The platforms are reached by way of the large booking hall and the ticket barrier, manned as always by Mr. Godby, and then, if one's destination so requires, by a further descent through subterranean underpasses, noted for their harsh triangulated lighting, the litter blowing through them whenever the trains rumble overhead, the couples kissing furtively in shadowy niches even as they hurry through, as though the faintly shameful atmosphere of these bowel-like passages had, however briefly, to be tasted. On the platforms themselves, silhouetted figures can be seen, dressed in ordinary macs or belted trenchcoats, leaning on posts, reading newspapers, perhaps sitting on benches, smoking pipes and cigarettes. Others walk in and out of the puddles of light cast by the dull bulbs above, umbrellas and overnight cases in their hands or purses under their arms, checking their watches, showing signs of impatience and fatigue, appearing and disappearing like actors moving on and off stage, an inexpressibly vulgar observation perhaps, yet somehow as irresistible in this peculiarly detached place as those stolen kisses in the subways below. When trains come and go, there is a sudden surge of activity as people clatter hastily through the underpasses, jump on and off trains, exchange frantic hugs and kisses and farewell glances, and then there are whistles and loud hissings, the slamming of carriage doors, shouts, the rolling of steel wheels, the extraction of last-minute promises ("Next Thursday!" "Yes, next Thursday!"), and the trains rumble out of the station, their taillights vanishing into the dark. In the ensuing silence, the remaining passengers lean once more against posts, or pace back and forth through the pools of light, while porters push carts of luggage past, and stationmasters check their watches, then cross the tracks on foot, hop up on platform number 2 and 3, and, following the pointing hand silhouetted on the sign above, enter the refreshment room for a cup of tea.

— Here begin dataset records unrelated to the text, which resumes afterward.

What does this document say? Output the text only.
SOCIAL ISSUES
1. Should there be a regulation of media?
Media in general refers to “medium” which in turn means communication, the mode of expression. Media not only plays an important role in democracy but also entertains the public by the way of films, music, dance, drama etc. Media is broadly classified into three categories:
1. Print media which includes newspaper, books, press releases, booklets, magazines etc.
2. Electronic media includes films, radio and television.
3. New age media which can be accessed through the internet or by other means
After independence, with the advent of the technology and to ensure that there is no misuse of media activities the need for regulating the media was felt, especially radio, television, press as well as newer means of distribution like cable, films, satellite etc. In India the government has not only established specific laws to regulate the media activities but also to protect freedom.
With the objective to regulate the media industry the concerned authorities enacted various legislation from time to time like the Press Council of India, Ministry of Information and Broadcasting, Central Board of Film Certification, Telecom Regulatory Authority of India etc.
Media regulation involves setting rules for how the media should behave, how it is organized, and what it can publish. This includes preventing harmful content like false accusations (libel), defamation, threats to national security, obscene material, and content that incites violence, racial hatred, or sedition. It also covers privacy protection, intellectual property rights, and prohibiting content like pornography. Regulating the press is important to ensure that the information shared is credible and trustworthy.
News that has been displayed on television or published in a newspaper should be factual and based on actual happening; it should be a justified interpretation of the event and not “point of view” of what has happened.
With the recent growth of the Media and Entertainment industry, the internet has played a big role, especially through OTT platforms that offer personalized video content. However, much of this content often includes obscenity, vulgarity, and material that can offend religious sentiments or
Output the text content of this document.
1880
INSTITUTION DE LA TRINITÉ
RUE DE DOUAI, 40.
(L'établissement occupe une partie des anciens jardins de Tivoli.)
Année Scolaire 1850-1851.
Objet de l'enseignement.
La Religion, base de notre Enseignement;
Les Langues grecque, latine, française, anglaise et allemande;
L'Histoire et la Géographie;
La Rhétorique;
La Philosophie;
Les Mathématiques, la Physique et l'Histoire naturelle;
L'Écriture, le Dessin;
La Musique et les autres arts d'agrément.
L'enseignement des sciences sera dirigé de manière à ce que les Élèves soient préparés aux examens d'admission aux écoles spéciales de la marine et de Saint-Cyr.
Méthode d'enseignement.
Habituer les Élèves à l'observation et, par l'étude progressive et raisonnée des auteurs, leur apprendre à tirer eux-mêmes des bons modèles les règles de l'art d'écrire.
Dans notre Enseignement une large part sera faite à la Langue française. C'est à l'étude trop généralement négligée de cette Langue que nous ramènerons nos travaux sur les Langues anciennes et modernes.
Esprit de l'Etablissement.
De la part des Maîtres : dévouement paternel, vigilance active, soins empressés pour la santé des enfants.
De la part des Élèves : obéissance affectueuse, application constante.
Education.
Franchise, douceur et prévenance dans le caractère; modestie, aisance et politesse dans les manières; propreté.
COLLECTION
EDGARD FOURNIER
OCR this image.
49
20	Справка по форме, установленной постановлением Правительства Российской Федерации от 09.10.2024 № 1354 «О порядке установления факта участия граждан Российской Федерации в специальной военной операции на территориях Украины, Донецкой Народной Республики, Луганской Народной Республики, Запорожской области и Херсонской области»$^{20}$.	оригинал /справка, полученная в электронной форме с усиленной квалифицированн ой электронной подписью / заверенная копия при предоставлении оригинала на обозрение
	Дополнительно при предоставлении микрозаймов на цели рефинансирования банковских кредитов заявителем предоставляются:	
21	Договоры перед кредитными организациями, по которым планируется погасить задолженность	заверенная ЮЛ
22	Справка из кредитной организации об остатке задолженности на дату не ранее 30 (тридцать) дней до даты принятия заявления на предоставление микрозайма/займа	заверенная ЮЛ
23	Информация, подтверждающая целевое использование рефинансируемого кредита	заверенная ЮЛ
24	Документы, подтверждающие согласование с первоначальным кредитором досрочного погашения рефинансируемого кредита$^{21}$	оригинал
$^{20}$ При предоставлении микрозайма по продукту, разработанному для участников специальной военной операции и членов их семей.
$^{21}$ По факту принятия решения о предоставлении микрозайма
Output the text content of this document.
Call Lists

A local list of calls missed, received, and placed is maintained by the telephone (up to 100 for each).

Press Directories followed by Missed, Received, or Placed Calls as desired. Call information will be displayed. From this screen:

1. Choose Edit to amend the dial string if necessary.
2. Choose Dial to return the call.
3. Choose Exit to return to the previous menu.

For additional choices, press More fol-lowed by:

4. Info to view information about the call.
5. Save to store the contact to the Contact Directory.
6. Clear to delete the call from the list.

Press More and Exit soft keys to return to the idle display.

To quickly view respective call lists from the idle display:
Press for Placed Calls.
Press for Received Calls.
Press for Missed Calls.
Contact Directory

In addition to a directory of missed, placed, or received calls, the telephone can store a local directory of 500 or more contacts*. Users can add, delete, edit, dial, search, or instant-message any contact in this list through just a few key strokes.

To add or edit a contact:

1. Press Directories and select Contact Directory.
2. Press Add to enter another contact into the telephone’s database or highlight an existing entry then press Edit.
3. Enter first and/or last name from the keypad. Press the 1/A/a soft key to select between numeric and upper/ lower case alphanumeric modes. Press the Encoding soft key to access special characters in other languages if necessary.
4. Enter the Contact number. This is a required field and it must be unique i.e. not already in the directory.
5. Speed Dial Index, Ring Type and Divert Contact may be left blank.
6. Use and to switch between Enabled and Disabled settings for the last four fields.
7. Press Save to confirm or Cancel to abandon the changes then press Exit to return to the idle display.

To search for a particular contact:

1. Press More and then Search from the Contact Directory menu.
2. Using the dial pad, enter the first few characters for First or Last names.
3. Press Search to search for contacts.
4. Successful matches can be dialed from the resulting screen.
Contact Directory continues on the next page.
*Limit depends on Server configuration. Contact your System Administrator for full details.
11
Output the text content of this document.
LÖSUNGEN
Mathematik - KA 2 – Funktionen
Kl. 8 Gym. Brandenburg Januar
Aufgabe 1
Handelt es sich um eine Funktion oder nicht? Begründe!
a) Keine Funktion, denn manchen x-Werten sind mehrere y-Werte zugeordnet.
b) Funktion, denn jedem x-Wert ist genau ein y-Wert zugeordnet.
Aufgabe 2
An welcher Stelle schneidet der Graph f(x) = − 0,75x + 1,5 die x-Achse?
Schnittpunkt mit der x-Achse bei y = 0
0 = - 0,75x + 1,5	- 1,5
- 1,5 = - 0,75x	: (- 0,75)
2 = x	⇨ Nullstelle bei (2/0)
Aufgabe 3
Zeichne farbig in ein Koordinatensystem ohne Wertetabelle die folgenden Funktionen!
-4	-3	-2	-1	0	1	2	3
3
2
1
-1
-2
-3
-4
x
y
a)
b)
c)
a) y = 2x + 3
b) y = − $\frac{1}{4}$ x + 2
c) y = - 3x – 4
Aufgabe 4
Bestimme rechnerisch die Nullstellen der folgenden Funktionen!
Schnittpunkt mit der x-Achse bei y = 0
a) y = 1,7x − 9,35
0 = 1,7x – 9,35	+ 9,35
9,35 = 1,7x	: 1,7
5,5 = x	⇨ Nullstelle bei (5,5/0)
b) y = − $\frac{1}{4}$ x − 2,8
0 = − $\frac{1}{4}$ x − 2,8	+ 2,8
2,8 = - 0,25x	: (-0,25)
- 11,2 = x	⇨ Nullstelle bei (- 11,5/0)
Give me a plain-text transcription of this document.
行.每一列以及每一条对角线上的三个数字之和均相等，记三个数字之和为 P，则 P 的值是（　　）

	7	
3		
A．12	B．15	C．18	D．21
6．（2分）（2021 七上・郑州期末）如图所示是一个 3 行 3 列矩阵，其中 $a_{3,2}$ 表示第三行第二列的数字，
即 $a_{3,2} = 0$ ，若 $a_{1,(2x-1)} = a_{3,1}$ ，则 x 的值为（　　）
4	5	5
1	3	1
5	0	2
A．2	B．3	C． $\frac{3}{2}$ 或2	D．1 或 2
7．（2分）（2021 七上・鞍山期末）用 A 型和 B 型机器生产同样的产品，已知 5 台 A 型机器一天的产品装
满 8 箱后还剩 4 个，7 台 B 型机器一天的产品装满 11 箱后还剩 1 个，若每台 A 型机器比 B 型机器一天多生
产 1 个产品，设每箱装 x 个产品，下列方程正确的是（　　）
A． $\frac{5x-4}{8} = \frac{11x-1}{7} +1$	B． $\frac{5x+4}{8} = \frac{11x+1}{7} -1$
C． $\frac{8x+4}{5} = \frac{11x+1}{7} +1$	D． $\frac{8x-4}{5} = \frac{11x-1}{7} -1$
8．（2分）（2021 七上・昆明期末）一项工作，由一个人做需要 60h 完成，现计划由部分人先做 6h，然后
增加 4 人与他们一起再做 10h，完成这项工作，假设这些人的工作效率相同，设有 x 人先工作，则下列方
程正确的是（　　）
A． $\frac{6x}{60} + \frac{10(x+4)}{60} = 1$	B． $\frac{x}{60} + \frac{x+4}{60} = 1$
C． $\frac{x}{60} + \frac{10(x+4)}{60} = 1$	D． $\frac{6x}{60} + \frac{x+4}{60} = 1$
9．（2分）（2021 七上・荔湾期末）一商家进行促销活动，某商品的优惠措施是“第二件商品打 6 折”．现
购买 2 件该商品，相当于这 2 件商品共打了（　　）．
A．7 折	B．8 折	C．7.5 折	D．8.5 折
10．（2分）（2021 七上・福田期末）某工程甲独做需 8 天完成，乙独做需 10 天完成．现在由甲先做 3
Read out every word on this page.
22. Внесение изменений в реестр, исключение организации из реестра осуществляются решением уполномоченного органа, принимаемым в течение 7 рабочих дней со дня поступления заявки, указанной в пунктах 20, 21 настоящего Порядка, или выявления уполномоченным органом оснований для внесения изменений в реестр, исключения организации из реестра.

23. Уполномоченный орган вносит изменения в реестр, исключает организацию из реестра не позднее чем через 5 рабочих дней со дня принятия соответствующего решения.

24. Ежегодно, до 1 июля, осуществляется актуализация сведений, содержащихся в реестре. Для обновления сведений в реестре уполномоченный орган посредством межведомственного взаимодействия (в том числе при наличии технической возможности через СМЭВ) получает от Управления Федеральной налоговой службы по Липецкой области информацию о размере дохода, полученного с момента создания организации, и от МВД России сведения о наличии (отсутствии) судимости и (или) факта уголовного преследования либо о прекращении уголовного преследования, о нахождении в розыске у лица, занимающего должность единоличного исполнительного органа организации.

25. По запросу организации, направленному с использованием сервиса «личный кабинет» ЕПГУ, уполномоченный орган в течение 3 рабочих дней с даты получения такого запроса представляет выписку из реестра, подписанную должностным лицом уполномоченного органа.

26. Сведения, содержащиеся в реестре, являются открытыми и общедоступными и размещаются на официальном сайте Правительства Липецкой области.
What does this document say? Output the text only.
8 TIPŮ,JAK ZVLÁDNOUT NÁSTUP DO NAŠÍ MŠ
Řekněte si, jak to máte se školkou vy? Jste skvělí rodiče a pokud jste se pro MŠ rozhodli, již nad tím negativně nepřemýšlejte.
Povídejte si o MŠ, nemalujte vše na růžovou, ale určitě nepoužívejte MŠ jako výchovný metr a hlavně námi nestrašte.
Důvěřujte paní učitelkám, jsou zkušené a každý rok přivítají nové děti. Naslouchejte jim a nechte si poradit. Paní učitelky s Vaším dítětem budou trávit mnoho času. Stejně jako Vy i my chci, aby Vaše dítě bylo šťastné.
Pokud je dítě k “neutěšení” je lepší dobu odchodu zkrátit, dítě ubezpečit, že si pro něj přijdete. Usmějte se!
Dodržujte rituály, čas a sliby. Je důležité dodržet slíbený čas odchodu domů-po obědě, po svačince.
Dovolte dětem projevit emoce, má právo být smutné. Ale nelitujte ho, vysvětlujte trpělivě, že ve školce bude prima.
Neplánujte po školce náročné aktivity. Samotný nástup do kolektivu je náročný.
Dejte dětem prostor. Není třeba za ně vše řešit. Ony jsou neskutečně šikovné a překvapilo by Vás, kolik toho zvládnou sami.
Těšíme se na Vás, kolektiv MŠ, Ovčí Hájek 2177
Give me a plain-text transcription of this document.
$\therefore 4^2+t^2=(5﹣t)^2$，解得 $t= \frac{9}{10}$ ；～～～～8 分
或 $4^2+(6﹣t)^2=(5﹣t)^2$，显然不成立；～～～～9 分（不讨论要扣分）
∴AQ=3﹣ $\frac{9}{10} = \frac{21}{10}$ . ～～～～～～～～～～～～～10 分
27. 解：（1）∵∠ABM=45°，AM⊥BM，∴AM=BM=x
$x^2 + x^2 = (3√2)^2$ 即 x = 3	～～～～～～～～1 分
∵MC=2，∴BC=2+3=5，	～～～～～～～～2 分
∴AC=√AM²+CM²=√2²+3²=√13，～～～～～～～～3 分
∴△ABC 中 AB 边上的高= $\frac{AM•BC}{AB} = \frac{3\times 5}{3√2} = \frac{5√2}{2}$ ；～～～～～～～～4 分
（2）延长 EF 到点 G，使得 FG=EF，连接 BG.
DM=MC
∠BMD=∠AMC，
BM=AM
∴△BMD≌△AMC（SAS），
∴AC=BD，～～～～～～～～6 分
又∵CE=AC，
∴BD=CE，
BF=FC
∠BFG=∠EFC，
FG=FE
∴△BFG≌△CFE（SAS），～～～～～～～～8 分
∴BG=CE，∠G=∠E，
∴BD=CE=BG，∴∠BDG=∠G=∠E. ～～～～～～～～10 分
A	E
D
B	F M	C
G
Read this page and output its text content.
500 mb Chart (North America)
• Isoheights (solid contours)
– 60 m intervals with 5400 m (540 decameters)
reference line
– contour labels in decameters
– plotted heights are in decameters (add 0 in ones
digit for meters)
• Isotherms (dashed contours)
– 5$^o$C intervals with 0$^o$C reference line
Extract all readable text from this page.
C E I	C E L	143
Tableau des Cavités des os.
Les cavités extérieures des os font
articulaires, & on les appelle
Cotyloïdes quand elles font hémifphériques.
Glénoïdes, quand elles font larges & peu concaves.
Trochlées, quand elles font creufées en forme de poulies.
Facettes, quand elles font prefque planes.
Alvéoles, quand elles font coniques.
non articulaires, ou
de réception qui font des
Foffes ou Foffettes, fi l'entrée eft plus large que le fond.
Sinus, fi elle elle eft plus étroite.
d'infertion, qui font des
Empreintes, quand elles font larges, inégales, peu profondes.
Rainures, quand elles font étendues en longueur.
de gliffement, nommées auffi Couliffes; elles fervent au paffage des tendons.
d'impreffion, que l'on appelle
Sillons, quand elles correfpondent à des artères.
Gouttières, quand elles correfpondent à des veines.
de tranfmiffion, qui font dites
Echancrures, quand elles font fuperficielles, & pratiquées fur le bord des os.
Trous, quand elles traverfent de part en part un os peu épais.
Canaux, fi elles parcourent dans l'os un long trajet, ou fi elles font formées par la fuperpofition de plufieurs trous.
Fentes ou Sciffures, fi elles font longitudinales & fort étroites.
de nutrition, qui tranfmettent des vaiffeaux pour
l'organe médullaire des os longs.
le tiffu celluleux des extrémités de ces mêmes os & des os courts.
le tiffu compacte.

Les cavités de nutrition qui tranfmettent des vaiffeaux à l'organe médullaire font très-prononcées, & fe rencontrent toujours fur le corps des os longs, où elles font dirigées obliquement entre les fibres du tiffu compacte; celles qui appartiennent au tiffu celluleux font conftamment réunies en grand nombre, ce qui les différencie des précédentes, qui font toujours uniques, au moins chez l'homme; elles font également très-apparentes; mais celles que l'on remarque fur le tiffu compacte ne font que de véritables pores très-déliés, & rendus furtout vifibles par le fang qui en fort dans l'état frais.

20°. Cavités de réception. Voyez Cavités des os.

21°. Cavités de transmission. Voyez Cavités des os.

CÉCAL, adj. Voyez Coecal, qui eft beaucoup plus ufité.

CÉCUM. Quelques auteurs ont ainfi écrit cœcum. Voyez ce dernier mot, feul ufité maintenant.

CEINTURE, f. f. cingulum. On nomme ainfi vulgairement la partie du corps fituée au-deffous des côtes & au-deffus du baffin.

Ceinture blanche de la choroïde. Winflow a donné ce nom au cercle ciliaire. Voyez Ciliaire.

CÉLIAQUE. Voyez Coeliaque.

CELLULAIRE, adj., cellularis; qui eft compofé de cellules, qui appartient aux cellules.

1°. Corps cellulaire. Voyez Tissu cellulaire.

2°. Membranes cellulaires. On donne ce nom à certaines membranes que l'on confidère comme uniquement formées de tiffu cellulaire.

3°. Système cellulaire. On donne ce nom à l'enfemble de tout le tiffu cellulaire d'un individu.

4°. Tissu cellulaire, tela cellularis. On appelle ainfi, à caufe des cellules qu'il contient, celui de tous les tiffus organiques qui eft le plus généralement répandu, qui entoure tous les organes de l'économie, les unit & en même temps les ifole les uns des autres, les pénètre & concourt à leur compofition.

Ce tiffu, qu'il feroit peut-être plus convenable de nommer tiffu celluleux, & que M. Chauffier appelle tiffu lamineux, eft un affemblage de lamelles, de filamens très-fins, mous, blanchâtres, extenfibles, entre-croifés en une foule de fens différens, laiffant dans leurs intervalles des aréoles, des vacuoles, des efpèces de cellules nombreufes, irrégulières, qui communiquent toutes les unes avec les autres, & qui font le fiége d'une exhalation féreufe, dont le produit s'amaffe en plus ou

Eventually, of course, one will arrive home in Ketchworth or Churley, or wherever, to husbands and wives, a sick child perhaps, children certainly, well or ill, problems with maids, the unwrapping of packages and stories about Milford ("I meant to do it, Fred, I really meant to do it!" "Good for you!"), a bit of provincial social life or else a quiet supper at home, then the latest book from Boots perhaps, some music on the wireless, crossword puzzles or house calls (if one's a general practitioner, for example), the obligatory sewing basket from which wild horses can't seem to drag one, and finally off to bed — but, first, before boarding the homebound train, there's almost always time for a cup of tea in the refreshment room at Milford Junction Station. Indeed, a day in Milford is not quite complete without it — an overly long film at the Palladium or an encounter with gossiping acquaintances who talk and talk and talk till one wants to strangle them, then a flying last-minute dash to the station just as the train is pulling in and no time for tea, why, it simply spoils everything.